Enhanced Precautions:
Late last week, the federal government announced a series of measures aimed at expanding avian flu surveillance in Canada. These measures include requiring negative HPAI test results for lactating dairy cattle imported from the United States, conducting enhanced testing of milk at the retail level to detect viral fragments of HPAI, and facilitating voluntary testing of cows showing no clinical signs of the virus to enhance industry biosecurity efforts.

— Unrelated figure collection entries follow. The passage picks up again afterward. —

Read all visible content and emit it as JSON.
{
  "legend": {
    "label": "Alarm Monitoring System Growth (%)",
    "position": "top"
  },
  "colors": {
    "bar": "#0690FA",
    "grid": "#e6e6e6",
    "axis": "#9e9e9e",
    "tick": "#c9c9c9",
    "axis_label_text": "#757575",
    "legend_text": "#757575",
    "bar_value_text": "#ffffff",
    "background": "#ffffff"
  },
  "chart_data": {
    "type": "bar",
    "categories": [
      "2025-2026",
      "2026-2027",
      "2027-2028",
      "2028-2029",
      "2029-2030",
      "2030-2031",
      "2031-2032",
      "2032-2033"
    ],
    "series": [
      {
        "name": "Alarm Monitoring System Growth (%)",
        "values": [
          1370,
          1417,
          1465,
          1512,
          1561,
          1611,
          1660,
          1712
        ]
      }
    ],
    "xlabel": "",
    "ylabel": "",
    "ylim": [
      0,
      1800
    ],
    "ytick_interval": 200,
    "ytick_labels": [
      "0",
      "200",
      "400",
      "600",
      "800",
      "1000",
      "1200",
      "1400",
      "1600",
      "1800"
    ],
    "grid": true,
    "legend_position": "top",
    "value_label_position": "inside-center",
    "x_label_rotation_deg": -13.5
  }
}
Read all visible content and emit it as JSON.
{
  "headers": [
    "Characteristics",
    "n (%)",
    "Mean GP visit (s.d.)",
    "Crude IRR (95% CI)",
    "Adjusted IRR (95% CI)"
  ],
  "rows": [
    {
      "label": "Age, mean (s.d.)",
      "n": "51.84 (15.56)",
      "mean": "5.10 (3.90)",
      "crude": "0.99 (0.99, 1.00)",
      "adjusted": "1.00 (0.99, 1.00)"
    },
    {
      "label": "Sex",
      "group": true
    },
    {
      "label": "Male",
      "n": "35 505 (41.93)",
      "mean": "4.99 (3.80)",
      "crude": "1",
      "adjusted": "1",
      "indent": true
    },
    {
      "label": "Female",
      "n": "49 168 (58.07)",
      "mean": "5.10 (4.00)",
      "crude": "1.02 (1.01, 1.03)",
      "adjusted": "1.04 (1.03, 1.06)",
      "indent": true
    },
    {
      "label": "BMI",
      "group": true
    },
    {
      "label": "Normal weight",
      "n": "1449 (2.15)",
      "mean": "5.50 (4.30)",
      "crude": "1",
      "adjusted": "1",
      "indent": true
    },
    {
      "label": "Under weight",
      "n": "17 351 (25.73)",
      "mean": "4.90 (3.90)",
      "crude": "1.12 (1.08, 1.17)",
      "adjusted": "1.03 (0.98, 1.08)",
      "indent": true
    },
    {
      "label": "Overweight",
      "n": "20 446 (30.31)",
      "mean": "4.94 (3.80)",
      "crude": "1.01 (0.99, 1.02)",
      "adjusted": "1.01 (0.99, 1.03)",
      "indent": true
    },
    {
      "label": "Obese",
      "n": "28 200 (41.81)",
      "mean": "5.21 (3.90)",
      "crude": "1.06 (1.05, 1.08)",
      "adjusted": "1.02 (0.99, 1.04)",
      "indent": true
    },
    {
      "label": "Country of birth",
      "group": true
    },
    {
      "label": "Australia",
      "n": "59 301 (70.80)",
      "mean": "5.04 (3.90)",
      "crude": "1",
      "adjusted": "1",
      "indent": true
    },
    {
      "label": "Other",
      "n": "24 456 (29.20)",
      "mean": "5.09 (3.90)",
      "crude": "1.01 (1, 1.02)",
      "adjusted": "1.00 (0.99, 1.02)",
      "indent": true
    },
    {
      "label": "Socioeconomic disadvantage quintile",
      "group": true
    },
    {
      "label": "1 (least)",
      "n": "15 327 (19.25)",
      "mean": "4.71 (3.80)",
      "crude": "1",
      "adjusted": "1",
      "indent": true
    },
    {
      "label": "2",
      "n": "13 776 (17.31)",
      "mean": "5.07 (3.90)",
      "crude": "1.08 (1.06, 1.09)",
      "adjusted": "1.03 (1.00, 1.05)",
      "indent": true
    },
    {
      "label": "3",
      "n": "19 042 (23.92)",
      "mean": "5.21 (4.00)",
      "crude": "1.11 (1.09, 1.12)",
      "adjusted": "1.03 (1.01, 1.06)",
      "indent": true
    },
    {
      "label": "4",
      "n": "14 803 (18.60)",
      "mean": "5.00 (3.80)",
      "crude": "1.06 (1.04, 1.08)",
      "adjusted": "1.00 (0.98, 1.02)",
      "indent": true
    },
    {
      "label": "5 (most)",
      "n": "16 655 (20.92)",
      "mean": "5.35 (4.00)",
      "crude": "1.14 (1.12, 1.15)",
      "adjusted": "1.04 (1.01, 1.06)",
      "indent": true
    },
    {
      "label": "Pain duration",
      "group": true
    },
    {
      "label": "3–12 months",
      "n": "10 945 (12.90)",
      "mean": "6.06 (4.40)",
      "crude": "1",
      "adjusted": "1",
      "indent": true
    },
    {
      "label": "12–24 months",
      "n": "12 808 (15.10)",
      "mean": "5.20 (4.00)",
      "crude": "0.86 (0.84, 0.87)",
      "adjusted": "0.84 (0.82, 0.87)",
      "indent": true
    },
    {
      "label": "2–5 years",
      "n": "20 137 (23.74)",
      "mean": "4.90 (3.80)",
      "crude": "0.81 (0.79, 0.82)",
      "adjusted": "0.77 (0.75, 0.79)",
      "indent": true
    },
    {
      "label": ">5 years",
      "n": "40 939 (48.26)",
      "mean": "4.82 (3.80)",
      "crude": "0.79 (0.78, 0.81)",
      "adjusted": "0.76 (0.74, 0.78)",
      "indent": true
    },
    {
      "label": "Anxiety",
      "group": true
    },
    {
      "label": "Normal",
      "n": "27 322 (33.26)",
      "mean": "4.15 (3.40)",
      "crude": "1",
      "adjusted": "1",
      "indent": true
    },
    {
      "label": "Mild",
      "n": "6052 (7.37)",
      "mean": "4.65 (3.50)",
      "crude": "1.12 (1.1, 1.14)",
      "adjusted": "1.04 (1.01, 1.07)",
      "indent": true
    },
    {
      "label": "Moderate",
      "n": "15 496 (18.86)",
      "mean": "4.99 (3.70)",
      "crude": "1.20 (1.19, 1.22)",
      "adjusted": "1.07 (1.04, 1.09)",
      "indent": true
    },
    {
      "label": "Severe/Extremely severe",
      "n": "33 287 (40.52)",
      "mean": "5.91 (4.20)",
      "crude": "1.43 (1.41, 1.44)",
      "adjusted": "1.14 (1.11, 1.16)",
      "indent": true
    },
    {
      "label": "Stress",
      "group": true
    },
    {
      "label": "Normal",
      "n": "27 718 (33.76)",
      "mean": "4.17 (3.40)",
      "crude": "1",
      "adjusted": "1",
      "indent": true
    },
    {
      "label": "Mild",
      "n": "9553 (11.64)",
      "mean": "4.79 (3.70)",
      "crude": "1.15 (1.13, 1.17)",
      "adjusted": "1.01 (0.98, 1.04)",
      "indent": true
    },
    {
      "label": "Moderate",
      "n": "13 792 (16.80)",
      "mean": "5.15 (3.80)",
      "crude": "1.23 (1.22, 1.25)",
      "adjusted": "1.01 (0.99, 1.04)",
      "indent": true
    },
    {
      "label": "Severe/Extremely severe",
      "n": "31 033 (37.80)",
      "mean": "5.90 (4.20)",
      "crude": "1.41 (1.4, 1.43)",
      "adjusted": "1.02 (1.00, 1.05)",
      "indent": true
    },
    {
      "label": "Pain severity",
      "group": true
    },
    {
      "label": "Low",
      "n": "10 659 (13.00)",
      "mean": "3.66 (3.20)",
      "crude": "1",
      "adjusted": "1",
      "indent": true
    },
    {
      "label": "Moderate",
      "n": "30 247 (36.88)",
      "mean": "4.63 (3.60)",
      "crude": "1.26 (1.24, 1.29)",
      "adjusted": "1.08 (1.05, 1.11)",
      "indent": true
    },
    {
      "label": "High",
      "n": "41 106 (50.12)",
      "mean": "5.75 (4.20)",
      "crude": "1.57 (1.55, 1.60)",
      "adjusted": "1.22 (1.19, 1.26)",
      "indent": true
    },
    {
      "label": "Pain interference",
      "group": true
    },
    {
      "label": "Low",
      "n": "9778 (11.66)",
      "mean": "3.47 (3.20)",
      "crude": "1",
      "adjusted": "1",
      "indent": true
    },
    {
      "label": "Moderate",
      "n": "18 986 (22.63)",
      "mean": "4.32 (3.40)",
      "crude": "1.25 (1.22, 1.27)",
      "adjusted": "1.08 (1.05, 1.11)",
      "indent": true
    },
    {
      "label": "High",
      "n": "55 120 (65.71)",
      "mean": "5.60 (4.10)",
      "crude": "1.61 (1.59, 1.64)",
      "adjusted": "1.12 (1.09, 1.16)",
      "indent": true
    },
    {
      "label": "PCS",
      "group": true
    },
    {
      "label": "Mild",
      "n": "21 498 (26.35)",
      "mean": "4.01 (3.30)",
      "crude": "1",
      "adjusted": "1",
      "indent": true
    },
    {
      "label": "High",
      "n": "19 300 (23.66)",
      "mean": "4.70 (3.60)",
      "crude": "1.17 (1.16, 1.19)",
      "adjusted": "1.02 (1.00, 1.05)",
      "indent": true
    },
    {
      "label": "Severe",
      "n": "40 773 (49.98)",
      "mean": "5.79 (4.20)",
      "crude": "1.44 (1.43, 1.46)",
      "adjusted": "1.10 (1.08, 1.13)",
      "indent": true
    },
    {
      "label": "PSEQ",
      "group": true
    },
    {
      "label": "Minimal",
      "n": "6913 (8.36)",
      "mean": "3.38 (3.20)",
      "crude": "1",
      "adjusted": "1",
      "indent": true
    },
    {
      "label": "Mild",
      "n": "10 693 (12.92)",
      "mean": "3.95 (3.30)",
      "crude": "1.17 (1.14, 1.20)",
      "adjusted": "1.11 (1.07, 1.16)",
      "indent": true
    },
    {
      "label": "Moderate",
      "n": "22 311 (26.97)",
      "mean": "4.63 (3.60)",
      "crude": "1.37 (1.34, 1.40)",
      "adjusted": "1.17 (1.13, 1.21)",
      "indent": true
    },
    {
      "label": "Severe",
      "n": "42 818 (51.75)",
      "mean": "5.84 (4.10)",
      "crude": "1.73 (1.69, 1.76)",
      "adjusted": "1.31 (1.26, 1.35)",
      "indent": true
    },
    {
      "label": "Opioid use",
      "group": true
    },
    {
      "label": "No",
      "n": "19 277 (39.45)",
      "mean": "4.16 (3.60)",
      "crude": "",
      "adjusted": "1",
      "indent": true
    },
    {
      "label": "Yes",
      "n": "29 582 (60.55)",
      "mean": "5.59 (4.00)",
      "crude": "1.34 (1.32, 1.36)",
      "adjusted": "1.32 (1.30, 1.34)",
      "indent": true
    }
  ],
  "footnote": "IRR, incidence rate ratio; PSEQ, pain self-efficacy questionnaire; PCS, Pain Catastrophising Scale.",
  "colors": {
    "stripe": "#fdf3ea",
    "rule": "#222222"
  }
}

Reassurance and Monitoring:
Despite the presence of HPAI fragments in U.S. milk, authorities in Canada have reassured the public that commercially sold milk and milk products remain safe for consumption. The Canadian Food Inspection Agency (CFIA), along with the Public Health Agency of Canada (PHAC) and Health Canada, are closely monitoring the situation to identify any potential risks to food safety and animal health. Swift actions will be taken if any threats are detected to protect Canada’s food supply and livestock.

The Viral Threat:
The virus strain H5N1, Eurasian lineage goose/Guangdong clade 2.3.4.4b, has been identified in dairy herds across nine U.S. states since March. The most recent discovery occurred in Colorado on April 26, underscoring the need for proactive measures to prevent the spread of HPAI to Canadian dairy cattle.

Conclusion:
As the specter of Highly Pathogenic Avian Influenza looms over Canadian dairy cattle, collaboration between government agencies, stakeholders, and dairy farmers is crucial to prevent a potential outbreak. By implementing enhanced surveillance measures and prioritizing biosecurity efforts, Canada aims to protect its dairy industry and ensure the continued safety of milk and dairy products for consumers. Vigilance and swift action will be key in mitigating the risks posed by HPAI and safeguarding the health and well-being of both animals and humans in Canada’s dairy sector.”